National sepsis clinical care standard launches

3 minute read


Uniform standards may help improve early recognition of a condition that kills more than 8,700 Australians each year.


The Australian Commission on Safety and Quality in Health Care has launched a national sepsis clinical care standard designed to ensure more healthcare professionals, including GPs, recognise sepsis as a medical emergency.

“While some state and territory health departments have well-developed sepsis pathways, others do not as yet,” the guidance says. “In addition, private hospital, ambulance, pre-hospital and retrieval services, and primary and community healthcare services may not be represented in the existing state and territory sepsis clinical pathways.”

Dr Carolyn Hullick, a NSW emergency physician and the commission’s clinical director, said the new standard would require healthcare services to create systems that flag people who may have sepsis, assess them urgently and, if necessary, refer them to a higher level of care.

The standard is particularly important for country doctors, Dr Hullick told TMR.

“GPs have got a really important role in recognising infection and in sending people to hospital or calling triple zero if they’re in a metro area,” she said.

“While the sepsis clinical care standard covers hospitals, from rural and remote to big metro hospitals, there’s a lot of rural and remote GPs out there delivering hospital care.”

The new guidance comprises seven “quality statements” designed to support the way sepsis is recognised and care provided. They include assessment and early diagnosis; the need for urgent treatment; management of antimicrobial therapy; and multidisciplinary care in hospital. They also outline standards for patient and carer information; a clinical handover where there is a transition in care; and post-hospital care.

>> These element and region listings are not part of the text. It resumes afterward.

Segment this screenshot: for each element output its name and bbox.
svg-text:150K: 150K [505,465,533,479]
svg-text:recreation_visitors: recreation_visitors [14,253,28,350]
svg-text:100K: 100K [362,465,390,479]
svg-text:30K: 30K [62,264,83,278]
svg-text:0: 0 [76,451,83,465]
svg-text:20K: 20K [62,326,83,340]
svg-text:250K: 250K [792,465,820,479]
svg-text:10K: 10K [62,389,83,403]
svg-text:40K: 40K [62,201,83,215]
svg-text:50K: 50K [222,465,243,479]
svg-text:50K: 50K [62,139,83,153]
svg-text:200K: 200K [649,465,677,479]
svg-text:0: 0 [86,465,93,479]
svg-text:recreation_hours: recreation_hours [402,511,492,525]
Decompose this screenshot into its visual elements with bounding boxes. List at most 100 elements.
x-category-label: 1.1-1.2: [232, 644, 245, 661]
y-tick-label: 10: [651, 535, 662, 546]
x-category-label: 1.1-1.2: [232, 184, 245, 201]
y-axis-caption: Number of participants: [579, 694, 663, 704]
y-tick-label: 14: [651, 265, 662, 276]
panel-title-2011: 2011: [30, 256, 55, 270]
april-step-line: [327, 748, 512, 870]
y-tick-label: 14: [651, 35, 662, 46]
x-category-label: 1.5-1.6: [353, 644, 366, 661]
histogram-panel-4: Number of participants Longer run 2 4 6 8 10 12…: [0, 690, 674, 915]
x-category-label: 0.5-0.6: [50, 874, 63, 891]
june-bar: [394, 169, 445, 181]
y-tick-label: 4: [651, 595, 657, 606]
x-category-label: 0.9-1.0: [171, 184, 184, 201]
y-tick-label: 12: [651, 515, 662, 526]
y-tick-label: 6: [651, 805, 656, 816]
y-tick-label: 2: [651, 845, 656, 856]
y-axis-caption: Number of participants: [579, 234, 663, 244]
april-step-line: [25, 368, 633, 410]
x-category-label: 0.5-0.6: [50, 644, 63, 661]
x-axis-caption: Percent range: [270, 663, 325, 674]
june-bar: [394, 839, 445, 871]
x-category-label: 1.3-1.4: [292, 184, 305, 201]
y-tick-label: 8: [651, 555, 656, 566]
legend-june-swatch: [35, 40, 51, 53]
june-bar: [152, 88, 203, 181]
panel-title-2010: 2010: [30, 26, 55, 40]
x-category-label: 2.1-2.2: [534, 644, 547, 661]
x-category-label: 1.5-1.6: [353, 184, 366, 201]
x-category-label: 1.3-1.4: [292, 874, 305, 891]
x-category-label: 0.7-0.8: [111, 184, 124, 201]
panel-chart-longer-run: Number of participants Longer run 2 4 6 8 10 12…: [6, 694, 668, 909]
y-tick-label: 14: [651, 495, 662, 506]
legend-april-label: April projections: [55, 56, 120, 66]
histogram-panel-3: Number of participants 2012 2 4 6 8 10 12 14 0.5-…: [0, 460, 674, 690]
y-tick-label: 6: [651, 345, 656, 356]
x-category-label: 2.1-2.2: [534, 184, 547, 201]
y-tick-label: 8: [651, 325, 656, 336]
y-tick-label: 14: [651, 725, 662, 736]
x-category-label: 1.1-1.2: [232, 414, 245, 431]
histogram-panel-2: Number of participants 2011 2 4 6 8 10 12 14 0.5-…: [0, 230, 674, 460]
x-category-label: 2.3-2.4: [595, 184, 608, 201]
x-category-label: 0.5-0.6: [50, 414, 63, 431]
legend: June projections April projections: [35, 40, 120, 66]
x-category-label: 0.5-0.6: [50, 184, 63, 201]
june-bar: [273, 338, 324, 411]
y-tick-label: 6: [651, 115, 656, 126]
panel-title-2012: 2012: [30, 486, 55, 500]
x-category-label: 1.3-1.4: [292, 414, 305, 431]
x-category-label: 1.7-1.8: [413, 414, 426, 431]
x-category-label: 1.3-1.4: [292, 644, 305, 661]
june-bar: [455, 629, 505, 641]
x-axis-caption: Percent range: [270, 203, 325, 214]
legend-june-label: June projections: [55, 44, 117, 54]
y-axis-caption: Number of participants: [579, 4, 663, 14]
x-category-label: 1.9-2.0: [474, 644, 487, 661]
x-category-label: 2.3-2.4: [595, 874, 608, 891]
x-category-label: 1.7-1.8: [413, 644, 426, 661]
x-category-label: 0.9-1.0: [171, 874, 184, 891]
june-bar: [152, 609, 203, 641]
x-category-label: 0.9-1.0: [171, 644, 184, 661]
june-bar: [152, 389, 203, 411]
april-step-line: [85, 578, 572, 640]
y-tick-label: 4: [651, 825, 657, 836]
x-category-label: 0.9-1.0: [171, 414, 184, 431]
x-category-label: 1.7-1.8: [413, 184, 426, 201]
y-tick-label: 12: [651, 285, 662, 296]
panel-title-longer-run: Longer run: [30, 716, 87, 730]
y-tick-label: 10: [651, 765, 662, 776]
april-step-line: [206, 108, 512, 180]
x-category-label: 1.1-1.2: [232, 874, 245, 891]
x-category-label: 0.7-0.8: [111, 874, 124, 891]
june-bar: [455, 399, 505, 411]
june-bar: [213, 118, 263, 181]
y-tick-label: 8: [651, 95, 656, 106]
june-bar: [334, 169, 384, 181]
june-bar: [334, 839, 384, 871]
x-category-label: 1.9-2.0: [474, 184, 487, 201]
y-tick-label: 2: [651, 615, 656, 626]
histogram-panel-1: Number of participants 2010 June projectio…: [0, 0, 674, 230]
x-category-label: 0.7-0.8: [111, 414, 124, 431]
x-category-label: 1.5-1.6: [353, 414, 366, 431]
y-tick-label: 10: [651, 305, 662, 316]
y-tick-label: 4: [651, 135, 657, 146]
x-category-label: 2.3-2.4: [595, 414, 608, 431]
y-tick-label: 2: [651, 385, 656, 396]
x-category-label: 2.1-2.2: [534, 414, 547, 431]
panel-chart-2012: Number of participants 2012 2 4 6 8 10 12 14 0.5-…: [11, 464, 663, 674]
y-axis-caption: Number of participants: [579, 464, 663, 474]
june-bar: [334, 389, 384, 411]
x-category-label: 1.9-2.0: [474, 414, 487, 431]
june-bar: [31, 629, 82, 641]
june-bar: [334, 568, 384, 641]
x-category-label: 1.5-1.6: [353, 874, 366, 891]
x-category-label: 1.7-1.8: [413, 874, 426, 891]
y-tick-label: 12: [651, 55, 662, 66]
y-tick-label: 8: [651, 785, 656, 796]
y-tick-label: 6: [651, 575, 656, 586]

The standard recognises that GPs are likely to be involved once a sepsis patient leaves hospital, and notes the ongoing effects of sepsis and “post-sepsis syndrome”. The resources that accompany the guidance include a template discharge letter that a hospital care provider can fill in for the GP.

Dr Hullick highlighted three red flags for sepsis.

“The person often says, it’s the worst I’ve ever felt – so you know they’re really sick,” Dr Hullick said. “Second is that their family is really concerned about them, and third is they’re deteriorating really rapidly – maybe they’ve come back a couple of times with a urinary infection, but this time they’ve got a really high fever and heart rate and low blood pressure.”

It was also important to recognise patients who are at high risk. In Australia, sepsis disproportionately affects the very young, the very old and other high-risk groups, including Aboriginal and Torres Strait Islander people, patients with cancer and people who are immunocompromised.

In the Top End of the Northern Territory in 2007-08, the age-adjusted incidence of sepsis was 40.8 hospital admissions per 1,000 Aboriginal and Torres Strait Islander people compared with 11.8 per 1,000 people in the non-Indigenous population, according to the commission.

Globally, more than half of sepsis cases are in children and adolescents.

Professor Simon Finfer, a professorial fellow at The George Institute – which along with the commission developed the standard – called it a “game-changer”.

“Up to 50% of people who suffer sepsis and survive have ongoing medical problems which affect their physical, psychological and cognitive wellbeing,” he said. “Unlike other conditions, such as heart attack and stroke, there is no coordinated care or rehabilitation for sepsis survivors. The standard is a huge step forward.”

Australia is one of the first countries to release a nationally agreed quality framework for the recognition and management of sepsis, the commission said.

Each year in Australia, sepsis results in $700 million in direct hospital costs and more than $4 billion in indirect costs.